Saturday, November 8, 2014

The Boston Girl

The Boston Girl by Anita Diamant


We all know the book The Red Tent.  Right?  You’ve read it?   It was Anita Diamant’s first novel and an instant hit. In it she imagined the lives of the women we know mostly only as names in Bible stories.  The book was fascinating and one that we still ask of each other“did you read The Red Tent?”

The Boston Girl is Anita Diamant’s new novel.  In it Addie Baum is 85 years old and telling the story of her life to her grand-daughter, Ava.  It’s a good story, an immigrant story of a Jewish family making life their own.  Some in the family are maintaining the traditions and values of the past, while Addie sees a new way in this country and tries to make it her own.  

 She is the “rebel” daughter, the one who works and lives and makes her own decisions no matter the reaction of her mother, who, by the way, I got tired of listening to as she kvetched about every single thing.  I know she had to be there in the story and she had to be what she was but boy, she never let up!  Of course, because she didn’t,  Addie worked all that much harder to be her own person.

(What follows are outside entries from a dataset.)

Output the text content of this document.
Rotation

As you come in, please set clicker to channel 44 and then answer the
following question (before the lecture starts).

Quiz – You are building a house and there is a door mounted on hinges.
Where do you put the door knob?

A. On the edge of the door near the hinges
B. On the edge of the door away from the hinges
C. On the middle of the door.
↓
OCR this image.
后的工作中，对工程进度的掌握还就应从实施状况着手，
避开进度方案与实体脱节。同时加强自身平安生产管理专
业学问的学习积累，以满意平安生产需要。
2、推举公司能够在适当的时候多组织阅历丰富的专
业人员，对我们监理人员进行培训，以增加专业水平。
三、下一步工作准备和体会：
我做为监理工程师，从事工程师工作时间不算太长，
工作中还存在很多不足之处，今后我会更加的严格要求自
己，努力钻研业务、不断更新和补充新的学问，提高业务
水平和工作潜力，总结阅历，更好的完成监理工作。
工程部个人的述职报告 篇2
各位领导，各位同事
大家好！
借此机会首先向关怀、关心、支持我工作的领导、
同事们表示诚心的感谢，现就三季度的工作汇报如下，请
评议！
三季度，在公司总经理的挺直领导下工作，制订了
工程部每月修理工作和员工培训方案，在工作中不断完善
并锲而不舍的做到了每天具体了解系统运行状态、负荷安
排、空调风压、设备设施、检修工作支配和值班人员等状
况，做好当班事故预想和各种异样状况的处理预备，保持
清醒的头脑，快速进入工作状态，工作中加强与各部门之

I was drawn to this story because we, my cousin and I, have been recording the stories of the elders in our family.  We realized almost too late how valuable these stories are, how much the  ‘seniors’ love talking and how much we are learning about ourselves by listening to them. 

I wouldn’t put this one on the level of The Red Tent but it was good watching Addie grow up and become Addie. I like strong women.